Jeffrey Paul: Your Computer Isn't Yours (sneak.berlin)

This is spot on. I recognize that the purpose of the service from Apple is to prevent malware from running on your Mac, but it doesn’t sit right with me. Especially that the data is sent unencrypted over the net. Combined with not being able unsigned code on the M1, I’m wondering if my mid-2014 Mac might not be my last.

Whose computer is it? (tinyapps.org)
Some Apple apps bypass some network extensions and VPN Apps. Maps for example can directly access the internet bypassing any NEFilterDataProvider or NEAppProxyProviders you have running

I understand why Apple would want its apps to access the internet unencumbered by potential nefarious network filters installed on a system, but at the same time it’s my computer. And that decision should me left up to me. More and more I think my next computer should be Thinkpad running Debian.
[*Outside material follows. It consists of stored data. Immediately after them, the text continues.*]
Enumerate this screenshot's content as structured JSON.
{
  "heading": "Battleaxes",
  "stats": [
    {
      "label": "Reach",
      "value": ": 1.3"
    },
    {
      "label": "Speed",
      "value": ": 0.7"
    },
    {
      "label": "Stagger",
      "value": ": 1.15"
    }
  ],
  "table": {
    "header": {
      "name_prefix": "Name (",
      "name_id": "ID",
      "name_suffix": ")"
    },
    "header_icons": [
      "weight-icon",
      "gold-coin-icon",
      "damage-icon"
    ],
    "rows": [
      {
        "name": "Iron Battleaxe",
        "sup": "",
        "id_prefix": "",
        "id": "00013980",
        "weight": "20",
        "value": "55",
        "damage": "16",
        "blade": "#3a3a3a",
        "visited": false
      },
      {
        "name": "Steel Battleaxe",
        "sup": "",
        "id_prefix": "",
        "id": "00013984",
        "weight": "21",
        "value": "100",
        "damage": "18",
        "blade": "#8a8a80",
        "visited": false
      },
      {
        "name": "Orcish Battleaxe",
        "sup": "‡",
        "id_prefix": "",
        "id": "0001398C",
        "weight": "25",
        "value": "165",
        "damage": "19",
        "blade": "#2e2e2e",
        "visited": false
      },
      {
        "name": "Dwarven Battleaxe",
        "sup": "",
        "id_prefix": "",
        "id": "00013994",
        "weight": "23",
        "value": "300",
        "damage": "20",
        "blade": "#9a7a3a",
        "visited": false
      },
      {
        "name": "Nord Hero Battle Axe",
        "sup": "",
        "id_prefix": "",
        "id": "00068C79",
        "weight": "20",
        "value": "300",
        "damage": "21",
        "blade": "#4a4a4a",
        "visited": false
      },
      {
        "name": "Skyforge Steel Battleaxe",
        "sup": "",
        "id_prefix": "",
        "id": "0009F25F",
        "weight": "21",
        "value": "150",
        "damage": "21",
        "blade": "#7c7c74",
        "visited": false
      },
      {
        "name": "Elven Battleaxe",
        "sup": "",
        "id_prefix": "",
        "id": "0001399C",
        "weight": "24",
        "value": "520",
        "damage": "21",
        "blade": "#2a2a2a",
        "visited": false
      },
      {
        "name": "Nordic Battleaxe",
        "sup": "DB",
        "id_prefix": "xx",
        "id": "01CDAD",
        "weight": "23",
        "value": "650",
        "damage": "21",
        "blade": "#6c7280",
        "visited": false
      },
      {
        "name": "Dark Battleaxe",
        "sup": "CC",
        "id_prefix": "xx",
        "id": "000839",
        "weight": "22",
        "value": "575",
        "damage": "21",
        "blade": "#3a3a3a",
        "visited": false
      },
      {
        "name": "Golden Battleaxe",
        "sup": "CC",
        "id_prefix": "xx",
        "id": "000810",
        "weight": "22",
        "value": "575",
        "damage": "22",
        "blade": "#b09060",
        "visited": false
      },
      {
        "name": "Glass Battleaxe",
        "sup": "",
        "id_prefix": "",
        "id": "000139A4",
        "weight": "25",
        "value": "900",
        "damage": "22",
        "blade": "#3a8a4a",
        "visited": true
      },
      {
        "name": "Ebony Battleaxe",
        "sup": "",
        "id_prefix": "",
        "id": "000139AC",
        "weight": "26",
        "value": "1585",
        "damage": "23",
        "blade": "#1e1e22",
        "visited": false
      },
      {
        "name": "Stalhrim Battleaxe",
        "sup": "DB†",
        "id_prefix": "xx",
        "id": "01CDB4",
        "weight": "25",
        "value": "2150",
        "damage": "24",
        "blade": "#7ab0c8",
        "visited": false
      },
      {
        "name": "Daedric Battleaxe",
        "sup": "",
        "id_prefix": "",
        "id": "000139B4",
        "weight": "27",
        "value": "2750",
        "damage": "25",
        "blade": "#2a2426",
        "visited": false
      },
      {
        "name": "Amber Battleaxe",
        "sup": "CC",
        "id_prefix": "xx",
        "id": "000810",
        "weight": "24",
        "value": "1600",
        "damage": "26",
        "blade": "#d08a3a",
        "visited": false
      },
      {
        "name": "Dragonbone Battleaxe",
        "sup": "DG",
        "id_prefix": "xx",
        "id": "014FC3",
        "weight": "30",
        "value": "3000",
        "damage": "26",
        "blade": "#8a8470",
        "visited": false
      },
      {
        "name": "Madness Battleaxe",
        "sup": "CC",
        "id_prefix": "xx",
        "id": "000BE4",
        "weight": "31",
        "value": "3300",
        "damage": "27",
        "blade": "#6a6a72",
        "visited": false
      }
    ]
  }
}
A Conflict with RSS by capjamesgcapjamesg (jamesg.blog)
On my vacation, I took some time away from technology. I needed the break. I’ve been using technology less since I returned. I’ve been reading books. Once I have finished reading Kill Switch, the sequel to Kill Process, I’m going to read Moneyball. It’s been over a year since I read books th...

The major difference between the feeds of the Social Dilemma and your RSS feed is one is algorithmly designed to addict and manipulate, while the other is just a chronological list of stuff you’re interested in reading. What I do in these cases is I give a quick glance at the unreads for something that really interests me and then mark everything as read.

My feed list is only about 10 – 15 items at the moment, it’s quickly expanding as I find interesting people on the IndieWeb, so it may not be as viable of a strategy for a larger number of feeds.